Nigeria’s 10-year bonds have attracted strong investor interest in the secondary market following an update from the Debt Management Office (DMO). Investors are rushing to secure long-term naira assets to maximize returns amid potential shifts in economic policy.
In its latest bond offer circular, the DMO announced that the January 2035 bond would not be included in the upcoming auction. This move, combined with a significant drop in inflation and a high-interest rate benchmark at 27.50%, has boosted confidence among local investors.
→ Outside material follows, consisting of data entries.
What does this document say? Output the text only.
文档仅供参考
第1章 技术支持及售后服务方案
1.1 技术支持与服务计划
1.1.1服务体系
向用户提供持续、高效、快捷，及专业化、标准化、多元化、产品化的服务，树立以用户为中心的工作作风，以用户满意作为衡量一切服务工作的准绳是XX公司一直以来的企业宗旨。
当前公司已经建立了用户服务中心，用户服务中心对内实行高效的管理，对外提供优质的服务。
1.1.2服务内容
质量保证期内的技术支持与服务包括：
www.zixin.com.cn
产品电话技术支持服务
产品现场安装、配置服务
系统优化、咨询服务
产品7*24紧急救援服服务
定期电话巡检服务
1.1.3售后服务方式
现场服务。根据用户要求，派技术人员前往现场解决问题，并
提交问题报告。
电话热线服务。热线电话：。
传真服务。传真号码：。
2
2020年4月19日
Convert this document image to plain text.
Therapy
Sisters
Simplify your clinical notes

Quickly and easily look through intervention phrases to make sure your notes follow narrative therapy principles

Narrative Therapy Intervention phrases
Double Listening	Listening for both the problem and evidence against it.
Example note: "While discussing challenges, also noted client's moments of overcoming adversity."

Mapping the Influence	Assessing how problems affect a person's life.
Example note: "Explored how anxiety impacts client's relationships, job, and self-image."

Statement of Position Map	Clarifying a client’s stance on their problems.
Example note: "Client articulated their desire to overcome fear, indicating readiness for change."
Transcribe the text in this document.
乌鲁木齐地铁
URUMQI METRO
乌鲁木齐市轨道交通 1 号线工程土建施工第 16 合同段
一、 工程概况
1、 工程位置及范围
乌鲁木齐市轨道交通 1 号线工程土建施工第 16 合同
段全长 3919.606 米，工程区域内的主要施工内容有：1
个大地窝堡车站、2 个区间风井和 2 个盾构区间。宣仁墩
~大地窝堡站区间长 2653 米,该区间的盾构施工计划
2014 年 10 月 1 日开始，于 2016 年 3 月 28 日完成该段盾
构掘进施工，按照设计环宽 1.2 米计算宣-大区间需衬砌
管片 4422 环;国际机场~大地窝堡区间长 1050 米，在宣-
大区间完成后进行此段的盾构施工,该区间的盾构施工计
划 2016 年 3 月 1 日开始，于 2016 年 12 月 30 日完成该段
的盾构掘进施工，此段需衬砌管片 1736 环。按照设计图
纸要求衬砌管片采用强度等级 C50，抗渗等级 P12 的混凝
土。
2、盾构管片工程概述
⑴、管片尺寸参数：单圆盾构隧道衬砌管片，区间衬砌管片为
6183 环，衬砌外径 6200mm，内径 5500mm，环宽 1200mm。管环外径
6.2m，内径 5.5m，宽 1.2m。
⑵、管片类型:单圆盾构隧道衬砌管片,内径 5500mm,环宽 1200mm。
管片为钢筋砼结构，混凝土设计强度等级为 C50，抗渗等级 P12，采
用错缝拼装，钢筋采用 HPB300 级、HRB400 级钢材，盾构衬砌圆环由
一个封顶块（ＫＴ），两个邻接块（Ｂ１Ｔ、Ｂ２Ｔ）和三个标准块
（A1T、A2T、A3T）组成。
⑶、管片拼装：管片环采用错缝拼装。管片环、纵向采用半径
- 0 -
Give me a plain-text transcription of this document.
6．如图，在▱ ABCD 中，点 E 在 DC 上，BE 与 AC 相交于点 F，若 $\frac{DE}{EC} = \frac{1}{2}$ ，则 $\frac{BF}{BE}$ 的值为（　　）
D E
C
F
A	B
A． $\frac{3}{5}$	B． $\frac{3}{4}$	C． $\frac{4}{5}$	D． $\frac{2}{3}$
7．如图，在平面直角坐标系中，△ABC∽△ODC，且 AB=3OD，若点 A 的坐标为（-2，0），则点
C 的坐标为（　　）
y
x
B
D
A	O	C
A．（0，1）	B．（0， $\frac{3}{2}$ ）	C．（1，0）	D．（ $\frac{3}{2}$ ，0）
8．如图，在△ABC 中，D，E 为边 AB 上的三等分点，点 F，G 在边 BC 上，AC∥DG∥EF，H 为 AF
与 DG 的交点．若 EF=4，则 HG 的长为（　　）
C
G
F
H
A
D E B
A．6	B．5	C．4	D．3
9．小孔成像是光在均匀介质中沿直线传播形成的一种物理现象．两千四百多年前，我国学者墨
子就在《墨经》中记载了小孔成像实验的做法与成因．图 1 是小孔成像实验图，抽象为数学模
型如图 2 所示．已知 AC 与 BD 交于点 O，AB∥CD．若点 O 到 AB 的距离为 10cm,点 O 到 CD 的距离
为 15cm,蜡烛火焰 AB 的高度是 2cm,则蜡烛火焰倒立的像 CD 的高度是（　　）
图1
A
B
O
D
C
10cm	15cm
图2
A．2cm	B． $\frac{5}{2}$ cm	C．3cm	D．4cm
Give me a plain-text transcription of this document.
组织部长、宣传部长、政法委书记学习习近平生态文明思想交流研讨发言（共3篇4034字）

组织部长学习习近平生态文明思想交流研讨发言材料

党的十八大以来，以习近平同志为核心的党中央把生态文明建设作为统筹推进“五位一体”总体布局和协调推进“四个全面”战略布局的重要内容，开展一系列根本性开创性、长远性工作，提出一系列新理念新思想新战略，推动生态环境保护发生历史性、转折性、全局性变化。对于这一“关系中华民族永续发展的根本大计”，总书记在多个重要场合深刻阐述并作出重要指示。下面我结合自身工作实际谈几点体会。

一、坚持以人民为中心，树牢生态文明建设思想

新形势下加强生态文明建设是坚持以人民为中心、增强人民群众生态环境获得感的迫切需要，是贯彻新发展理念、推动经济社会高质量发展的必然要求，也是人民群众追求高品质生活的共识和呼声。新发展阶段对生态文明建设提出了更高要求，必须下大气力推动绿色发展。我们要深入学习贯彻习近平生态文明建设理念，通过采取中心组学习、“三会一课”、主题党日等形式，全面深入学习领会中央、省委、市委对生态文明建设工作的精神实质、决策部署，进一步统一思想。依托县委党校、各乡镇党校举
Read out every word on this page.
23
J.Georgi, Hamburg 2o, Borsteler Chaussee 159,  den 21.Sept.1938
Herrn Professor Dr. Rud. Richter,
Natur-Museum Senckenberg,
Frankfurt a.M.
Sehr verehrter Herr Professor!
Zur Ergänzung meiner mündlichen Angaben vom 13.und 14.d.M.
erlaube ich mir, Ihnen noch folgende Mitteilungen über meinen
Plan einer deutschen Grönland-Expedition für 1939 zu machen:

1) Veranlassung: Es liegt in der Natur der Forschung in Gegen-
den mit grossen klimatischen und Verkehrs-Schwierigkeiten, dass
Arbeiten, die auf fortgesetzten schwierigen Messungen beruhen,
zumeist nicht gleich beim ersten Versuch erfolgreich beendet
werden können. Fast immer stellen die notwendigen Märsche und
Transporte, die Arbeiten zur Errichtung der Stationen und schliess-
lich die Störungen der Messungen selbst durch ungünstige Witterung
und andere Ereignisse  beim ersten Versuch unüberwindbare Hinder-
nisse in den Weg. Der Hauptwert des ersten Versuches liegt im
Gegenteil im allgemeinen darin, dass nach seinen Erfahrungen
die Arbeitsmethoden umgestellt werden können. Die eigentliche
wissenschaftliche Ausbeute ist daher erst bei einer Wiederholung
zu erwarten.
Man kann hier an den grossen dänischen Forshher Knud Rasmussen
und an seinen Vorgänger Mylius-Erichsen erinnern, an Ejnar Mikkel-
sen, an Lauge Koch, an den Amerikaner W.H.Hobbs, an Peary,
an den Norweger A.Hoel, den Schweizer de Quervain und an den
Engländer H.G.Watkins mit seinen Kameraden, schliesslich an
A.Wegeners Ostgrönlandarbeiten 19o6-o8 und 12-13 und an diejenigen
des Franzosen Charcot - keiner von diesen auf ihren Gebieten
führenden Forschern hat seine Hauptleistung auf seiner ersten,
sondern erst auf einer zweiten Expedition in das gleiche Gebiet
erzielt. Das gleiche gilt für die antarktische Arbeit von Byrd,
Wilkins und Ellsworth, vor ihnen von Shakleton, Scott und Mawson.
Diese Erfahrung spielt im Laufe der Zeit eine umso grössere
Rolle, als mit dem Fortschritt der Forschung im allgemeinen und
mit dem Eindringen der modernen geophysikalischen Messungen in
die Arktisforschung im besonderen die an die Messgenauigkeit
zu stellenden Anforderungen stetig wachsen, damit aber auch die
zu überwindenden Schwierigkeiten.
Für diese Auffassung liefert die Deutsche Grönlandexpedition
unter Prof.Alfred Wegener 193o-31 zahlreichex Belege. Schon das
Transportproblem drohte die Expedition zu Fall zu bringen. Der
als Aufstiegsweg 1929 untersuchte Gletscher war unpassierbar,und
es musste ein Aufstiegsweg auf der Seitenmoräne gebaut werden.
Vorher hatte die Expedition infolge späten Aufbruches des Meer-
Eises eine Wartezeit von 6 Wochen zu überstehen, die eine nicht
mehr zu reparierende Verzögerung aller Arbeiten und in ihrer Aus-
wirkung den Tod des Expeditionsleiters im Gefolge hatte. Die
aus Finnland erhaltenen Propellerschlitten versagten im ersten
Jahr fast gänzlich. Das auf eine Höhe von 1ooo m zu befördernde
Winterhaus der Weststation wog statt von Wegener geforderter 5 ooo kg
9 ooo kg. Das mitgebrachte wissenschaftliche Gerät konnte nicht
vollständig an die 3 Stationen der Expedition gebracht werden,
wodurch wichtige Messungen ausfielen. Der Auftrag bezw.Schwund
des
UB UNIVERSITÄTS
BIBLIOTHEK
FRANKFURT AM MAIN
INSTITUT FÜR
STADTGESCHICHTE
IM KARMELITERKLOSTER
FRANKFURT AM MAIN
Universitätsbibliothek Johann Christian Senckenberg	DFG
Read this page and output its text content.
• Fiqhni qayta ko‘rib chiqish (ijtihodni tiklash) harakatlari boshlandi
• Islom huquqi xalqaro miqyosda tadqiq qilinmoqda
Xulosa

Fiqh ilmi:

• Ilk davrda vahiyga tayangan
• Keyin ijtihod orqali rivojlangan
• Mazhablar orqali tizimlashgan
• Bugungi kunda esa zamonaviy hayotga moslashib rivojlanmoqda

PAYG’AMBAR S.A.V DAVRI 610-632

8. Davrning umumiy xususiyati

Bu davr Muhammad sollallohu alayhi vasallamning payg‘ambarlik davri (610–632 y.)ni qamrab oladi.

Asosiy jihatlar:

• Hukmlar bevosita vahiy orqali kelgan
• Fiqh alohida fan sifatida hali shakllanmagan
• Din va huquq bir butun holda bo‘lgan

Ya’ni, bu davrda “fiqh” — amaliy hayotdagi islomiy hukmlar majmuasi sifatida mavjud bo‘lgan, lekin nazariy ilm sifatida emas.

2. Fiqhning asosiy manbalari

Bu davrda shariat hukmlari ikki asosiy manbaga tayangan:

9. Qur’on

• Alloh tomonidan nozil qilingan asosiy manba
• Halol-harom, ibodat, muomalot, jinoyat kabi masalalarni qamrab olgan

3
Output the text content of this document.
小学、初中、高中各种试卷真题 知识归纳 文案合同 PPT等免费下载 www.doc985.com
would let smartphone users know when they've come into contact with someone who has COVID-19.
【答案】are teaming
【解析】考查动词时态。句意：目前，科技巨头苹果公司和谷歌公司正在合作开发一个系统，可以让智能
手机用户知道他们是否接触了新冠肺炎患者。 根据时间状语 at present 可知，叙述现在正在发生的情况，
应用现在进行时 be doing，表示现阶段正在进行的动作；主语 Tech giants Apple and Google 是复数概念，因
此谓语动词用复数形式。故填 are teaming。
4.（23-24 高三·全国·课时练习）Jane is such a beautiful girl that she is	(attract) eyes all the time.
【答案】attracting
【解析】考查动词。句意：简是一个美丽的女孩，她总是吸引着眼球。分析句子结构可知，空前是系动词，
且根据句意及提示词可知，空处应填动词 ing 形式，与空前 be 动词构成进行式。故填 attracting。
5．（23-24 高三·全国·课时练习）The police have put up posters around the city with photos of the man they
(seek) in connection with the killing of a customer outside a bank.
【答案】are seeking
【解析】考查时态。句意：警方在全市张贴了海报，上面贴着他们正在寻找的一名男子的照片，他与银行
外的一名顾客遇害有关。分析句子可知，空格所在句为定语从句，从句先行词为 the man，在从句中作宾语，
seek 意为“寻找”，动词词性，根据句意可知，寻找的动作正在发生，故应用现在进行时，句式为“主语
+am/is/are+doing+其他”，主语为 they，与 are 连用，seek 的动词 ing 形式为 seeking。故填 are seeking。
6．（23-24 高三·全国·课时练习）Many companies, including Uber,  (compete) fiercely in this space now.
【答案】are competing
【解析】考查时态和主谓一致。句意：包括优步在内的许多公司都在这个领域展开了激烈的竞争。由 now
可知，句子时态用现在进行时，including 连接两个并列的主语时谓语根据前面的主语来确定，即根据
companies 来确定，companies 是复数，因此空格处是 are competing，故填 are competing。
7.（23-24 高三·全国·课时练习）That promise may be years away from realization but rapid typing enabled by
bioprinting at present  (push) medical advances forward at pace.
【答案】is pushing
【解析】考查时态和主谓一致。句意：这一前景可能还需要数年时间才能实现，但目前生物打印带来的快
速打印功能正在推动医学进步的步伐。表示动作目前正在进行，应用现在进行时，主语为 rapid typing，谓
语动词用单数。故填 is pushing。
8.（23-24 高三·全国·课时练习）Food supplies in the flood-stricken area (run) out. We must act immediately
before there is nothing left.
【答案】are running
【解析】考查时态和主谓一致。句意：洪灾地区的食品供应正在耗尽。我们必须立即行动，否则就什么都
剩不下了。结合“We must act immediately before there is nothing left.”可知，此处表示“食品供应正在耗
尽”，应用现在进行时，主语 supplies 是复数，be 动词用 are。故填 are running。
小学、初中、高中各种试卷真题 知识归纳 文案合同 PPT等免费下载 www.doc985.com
To attract foreign investments, the Nigerian government has maintained high yields on Treasury bills and bonds. As a result, investors continue to flock to government securities, with subscription levels surpassing ₦2.41 trillion at the Treasury bill auction and ₦1.632 trillion at the bond auction, despite liquidity challenges in the banking sector.
On Monday, trading activity in the local bond market was relatively low as investors focused on the FGN bond auction. The DMO offered ₦350 billion in bonds, split between the April 2029 bond (₦200 billion) and the February 2031 bond (₦150 billion). Despite subdued activity, there was moderate buying interest in mid-term bonds.
Investors showed strong demand for the January 2035 bond, but available offers were scarce. Mixed interest was noted in the February 2031 and June 2053 bonds, with trading activity concentrated at the long end of the yield curve. Consequently, the average yield increased by 3 basis points to 19.51%.